Solving A\b in parallel


#1

I have an access to a large shared-memory machine. It has memory in the order of TB, and has 64 CPU cores.

If I want to perform A\b for a square matrix A and column vector b on this shared-memory machine using multiple CPU cores, what is the workflow? A is stored in Julia’s sparse matrix format.


#2

Did A\b not work? What kind of matrix is A? How sparse is it? Is it symmetric positive definite? Non-symmetric?


#3

A\b works, but how do we make sure it runs on N CPU cores?


#4

Check htop. You’ll see that it’s already multithreaded.


#5

So you mean I don’t need to do something like julia -np N scriptname.jl to make A\b in scriptname.jl use N CPU cores?


#6

In fact, don’t do that.

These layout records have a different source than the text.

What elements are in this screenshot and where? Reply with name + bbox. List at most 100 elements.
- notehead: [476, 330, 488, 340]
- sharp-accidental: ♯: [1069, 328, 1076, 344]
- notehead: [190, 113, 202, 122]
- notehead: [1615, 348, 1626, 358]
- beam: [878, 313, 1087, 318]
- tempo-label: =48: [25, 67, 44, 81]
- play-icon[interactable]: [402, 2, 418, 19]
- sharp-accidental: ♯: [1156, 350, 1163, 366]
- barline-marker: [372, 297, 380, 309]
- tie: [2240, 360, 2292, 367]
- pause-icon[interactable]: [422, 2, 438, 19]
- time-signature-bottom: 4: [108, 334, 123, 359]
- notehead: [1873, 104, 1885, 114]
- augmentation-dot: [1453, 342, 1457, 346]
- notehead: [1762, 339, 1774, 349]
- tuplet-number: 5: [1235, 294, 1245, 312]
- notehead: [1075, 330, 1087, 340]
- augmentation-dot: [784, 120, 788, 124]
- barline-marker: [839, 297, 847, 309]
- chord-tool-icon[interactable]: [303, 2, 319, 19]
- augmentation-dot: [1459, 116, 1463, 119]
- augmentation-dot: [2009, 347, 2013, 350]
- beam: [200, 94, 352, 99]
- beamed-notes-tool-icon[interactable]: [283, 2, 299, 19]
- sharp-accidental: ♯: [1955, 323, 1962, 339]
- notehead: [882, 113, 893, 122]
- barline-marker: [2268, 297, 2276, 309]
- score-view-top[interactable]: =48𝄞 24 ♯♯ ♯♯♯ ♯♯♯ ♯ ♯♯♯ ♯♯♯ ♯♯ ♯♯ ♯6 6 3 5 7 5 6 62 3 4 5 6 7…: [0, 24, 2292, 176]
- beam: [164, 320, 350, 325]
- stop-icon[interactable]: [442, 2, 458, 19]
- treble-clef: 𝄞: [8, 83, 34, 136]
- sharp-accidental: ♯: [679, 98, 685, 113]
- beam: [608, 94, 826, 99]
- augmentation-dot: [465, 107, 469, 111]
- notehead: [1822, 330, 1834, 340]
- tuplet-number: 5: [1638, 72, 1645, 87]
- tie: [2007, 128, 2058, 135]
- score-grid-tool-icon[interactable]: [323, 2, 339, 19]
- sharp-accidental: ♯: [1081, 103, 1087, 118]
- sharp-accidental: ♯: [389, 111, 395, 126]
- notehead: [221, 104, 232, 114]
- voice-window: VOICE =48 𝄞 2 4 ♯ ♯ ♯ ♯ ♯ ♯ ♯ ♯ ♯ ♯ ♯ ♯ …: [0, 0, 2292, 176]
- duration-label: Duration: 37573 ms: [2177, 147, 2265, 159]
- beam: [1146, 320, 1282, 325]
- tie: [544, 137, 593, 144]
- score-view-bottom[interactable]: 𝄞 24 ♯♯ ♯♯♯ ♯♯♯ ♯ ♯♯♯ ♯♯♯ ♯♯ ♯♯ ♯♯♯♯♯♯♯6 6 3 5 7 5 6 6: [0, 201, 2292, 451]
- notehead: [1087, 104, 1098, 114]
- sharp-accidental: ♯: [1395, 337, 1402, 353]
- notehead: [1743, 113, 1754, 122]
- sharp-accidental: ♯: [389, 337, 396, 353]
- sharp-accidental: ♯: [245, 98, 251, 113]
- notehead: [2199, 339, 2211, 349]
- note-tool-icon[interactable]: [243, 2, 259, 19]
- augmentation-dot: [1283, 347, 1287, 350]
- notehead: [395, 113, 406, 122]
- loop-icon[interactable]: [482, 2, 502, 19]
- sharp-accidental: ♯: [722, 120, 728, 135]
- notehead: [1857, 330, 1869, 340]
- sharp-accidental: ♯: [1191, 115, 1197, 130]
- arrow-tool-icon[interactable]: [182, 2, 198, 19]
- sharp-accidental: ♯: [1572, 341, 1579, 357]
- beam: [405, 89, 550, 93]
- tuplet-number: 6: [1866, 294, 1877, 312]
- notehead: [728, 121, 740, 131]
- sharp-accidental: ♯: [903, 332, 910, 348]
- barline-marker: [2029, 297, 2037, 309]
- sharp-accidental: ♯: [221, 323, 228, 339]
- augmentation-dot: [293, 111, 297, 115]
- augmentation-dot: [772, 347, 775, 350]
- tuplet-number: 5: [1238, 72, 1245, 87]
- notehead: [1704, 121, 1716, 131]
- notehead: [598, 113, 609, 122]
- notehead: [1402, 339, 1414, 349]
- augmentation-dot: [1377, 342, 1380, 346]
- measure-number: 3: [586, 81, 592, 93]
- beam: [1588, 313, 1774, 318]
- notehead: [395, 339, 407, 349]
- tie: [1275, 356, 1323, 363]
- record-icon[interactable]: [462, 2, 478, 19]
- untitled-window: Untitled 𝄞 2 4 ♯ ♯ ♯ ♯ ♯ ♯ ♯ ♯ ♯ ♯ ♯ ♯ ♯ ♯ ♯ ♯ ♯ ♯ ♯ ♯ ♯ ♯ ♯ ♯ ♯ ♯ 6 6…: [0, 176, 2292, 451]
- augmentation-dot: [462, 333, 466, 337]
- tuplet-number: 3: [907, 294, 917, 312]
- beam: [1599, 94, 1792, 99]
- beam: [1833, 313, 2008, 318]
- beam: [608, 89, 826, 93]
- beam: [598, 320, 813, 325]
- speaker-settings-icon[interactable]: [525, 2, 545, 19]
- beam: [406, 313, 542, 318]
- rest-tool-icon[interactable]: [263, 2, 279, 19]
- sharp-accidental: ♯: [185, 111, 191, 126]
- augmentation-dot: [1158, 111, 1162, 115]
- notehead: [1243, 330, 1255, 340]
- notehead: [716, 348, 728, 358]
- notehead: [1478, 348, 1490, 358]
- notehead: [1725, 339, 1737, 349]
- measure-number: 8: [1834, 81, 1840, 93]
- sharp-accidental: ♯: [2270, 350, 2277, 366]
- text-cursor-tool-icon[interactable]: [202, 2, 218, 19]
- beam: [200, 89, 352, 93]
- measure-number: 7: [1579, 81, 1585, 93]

Adding processes sets the number of BLAS threads to 1, which is what you don’t want.


#7

You can also try out https://github.com/JuliaSparse/Pardiso.jl/. I’ve gotten significantly higher performance with it than with the solvers coming with julia on high core machines.


#8

To clarify what is only really implied here, and please correct me if I’m wrong: linear algebra ops are automatically parallel if you have BLAS set up right (run versioninfo() and look for libopenblas). BLAS operations use a different kind of parallel computing than Julia native parallel as described in the parallel doc


#9

Solving a sparse linear system will not use BLAS directly, although it is likely used by the sparse solver.


#10

@kristoffer.carlsson, I am testing Pardiso.jl, but the performance enhancement with the number of CPU cores is a bit disappointing. The same problem is solved in about 40 seconds with 2 cores, and about 30 seconds with 16 cores. Is this typical, or you think something is wrong?


#11

How big is the matrix?


#12

It is million by million.

Also, do you have an example with set_solver!(ps, ITERATIVE_SOLVER)? I am solving a system with slowly evolving matrix, so I would like to perform factorization only once by using ITERATIVE_SOLVER, but not sure where to call this. Don’t see a good example in the PARDISO documentation, either.